Data imbalance is common in production data, where controlled production settings require data to fall within a narrow range of variation and data are collected with quality assessment in mind, rather than data analytic insights. This imbalance negatively impacts the predictive performance of models on underrepresented observations. We propose sampling to adjust for this imbalance with the goal of improving the performance of models trained on historical production data. We investigate the use of three sampling approaches to adjust for imbalance. The goal is to downsample the covariates in the training data and subsequently fit a regression model. We investigate how the predictive power of the model changes when using either the sampled or the original data for training.
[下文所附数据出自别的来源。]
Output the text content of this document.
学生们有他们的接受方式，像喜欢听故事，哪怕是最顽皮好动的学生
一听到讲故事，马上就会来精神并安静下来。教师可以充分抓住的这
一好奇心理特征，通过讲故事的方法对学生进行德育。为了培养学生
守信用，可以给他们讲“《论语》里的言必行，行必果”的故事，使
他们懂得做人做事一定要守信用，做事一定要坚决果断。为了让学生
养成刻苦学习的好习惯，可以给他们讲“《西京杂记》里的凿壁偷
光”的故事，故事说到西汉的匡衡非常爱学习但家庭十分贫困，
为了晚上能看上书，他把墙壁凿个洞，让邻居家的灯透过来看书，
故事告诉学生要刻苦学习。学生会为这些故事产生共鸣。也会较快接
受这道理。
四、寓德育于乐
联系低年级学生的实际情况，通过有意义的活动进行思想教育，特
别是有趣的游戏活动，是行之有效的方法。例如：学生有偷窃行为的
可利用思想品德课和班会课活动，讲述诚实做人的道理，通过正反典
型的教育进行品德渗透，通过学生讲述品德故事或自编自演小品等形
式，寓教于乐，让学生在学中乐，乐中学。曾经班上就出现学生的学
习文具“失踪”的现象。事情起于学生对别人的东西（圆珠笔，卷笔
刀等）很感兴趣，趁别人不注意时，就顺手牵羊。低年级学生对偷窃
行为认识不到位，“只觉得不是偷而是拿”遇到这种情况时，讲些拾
We apply our methods on a large biopharmaceutical manufacturing data set from an advanced simulation of penicillin production and find that fitting a model using the sampled data gives a small reduction in the overall predictive performance, but yields a systematically better performance on underrepresented observations. In addition, the results emphasize the need for alternative, fair, and balanced model evaluations.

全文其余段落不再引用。